City Planning Commission member Sam Rockwell said the city is spending millions to reconstruct Nicollet Mall and will be undertaking an overhaul of Hennepin Avenue. That's why he added language requiring new skyways to have signs indicating how to reach the street.

"We are trying to tell people that we have the skyway system and go up there — that's where all the life is," Rockwell said. "We're not trying to do anything when it kind of comes down to these details to bring life back to our streets."

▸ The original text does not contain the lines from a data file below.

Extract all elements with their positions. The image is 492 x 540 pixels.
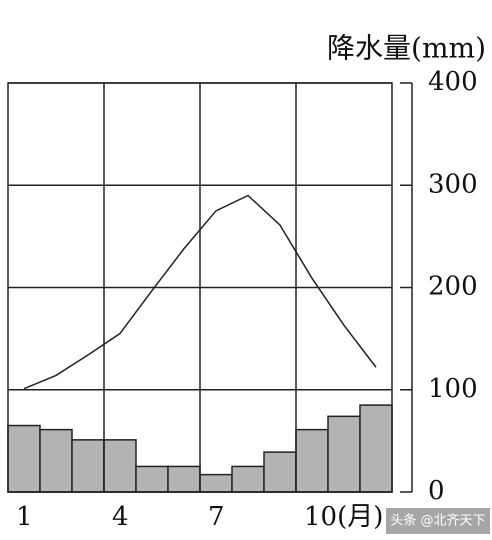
bar (231, 465, 265, 493)
bar (263, 451, 297, 493)
y-tick-label: 100 (428, 374, 478, 404)
y-tick-label: 300 (428, 169, 478, 199)
bar (7, 424, 41, 493)
x-tick-label: 10(月) (304, 502, 383, 532)
plot-frame (7, 82, 393, 493)
bar (199, 473, 233, 493)
y-tick-label: 400 (428, 67, 478, 97)
watermark-bg (386, 508, 490, 534)
x-tick-label: 1 (16, 502, 33, 532)
y-tick-label: 200 (428, 272, 478, 302)
bar (135, 465, 169, 493)
bar (39, 428, 73, 493)
bar (359, 404, 393, 493)
x-tick-label: 4 (112, 502, 129, 532)
x-tick-label: 7 (208, 502, 225, 532)
line (23, 194, 377, 390)
y-axis-label: 降水量(mm) (327, 32, 486, 65)
watermark: 头条 @北齐天下 (390, 513, 485, 529)
bar (71, 439, 105, 493)
bar (167, 465, 201, 493)
bar (327, 415, 361, 493)
y-tick-label: 0 (428, 476, 445, 506)
bar (103, 439, 137, 493)
bar (295, 428, 329, 493)
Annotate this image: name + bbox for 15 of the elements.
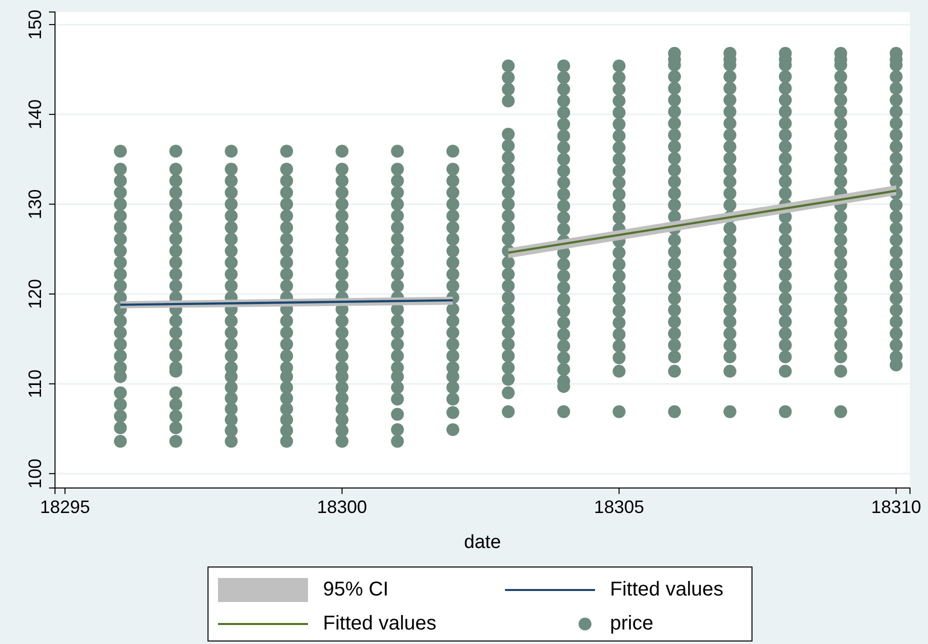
- x-axis-title: date: [464, 532, 501, 553]
- x-tick-label: 18295: [40, 497, 90, 518]
- y-tick-label: 100: [24, 458, 45, 489]
- legend-label: price: [610, 612, 654, 634]
- x-tick-label: 18300: [317, 497, 368, 518]
- x-tick-label: 18305: [594, 497, 644, 518]
- legend-label: Fitted values: [610, 578, 724, 600]
- y-tick-label: 110: [24, 369, 45, 398]
- y-tick-label: 120: [24, 278, 45, 310]
- text: 95% CI: [323, 578, 389, 600]
- y-tick-label: 150: [24, 10, 45, 40]
- y-tick-label: 140: [24, 99, 45, 130]
- legend-label: Fitted values: [323, 612, 436, 634]
- x-tick-label: 18310: [871, 497, 922, 518]
- y-tick-label: 130: [24, 189, 45, 220]
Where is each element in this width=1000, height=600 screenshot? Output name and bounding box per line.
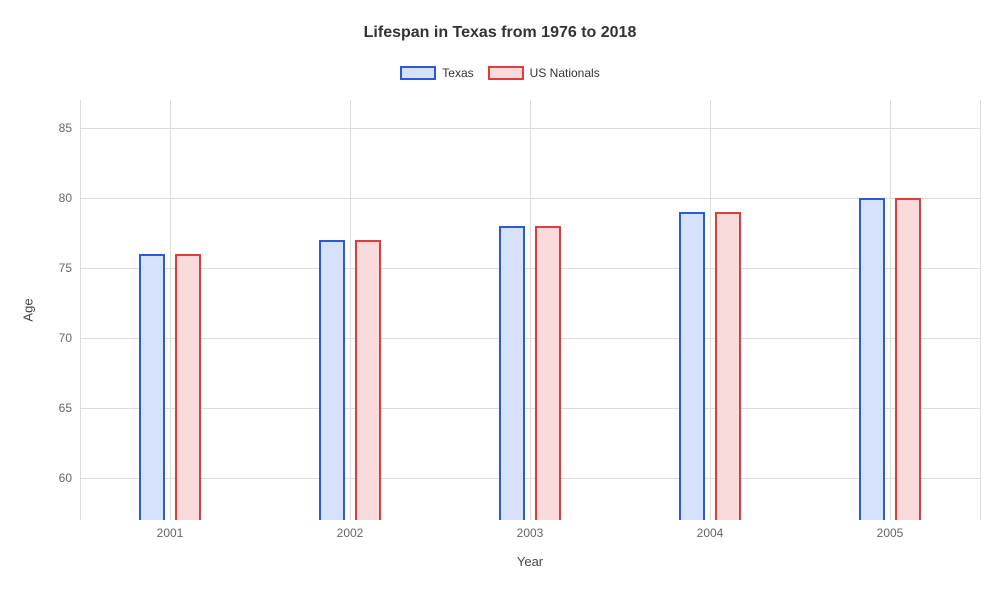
legend-item-us: US Nationals: [488, 66, 600, 80]
y-tick: 60: [0, 471, 72, 485]
y-tick: 65: [0, 401, 72, 415]
bar-texas: [859, 198, 885, 520]
bar-us-nationals: [175, 254, 201, 520]
plot-area: [80, 100, 980, 520]
x-axis-label: Year: [517, 554, 543, 569]
x-tick: 2003: [517, 526, 544, 540]
x-tick: 2005: [877, 526, 904, 540]
x-tick: 2002: [337, 526, 364, 540]
legend-label-texas: Texas: [442, 66, 473, 80]
bar-texas: [139, 254, 165, 520]
bar-us-nationals: [355, 240, 381, 520]
bar-texas: [499, 226, 525, 520]
bar-texas: [679, 212, 705, 520]
y-tick: 75: [0, 261, 72, 275]
chart-title: Lifespan in Texas from 1976 to 2018: [0, 24, 1000, 42]
bar-us-nationals: [895, 198, 921, 520]
legend-label-us: US Nationals: [530, 66, 600, 80]
y-tick: 70: [0, 331, 72, 345]
y-tick: 80: [0, 191, 72, 205]
v-gridline: [890, 100, 891, 520]
bar-us-nationals: [535, 226, 561, 520]
v-gridline: [980, 100, 981, 520]
bar-us-nationals: [715, 212, 741, 520]
chart-legend: Texas US Nationals: [0, 66, 1000, 80]
x-tick: 2004: [697, 526, 724, 540]
legend-swatch-us: [488, 66, 524, 80]
legend-item-texas: Texas: [400, 66, 473, 80]
bar-texas: [319, 240, 345, 520]
v-gridline: [530, 100, 531, 520]
v-gridline: [710, 100, 711, 520]
lifespan-chart: Lifespan in Texas from 1976 to 2018 Texa…: [0, 0, 1000, 600]
legend-swatch-texas: [400, 66, 436, 80]
x-tick: 2001: [157, 526, 184, 540]
y-tick: 85: [0, 121, 72, 135]
y-axis-label: Age: [21, 298, 36, 321]
v-gridline: [170, 100, 171, 520]
v-gridline: [350, 100, 351, 520]
v-gridline: [80, 100, 81, 520]
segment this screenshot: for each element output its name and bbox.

Those rules will apply when new skyways, including two that may connect to the Central Library, are built in the coming years.

Finding connections

Cramer said the Downtown Council is exploring possible tech-driven ways to make skyway navigation easier all around. Google Maps does not help with skyway navigation, and other mobile sites and apps remain clunky for mobile use.

Michael Bleakmore, co-founder of Skyway MyWay, one of those sites, has pitched Cramer on bringing in a German firm that uses trolleys with cameras to develop indoor mapping aides.

Bruce, the pedestrian traffic expert, believes skyways have been crucial for downtown, keeping the retail community connected. During the winter months, almost all downtown foot traffic is upstairs.

"It's fun to have a lot of people walking around you," Bruce said. "It might be crowded in the skyway, but you get buzz like you would in Chicago or something walking on a busy street."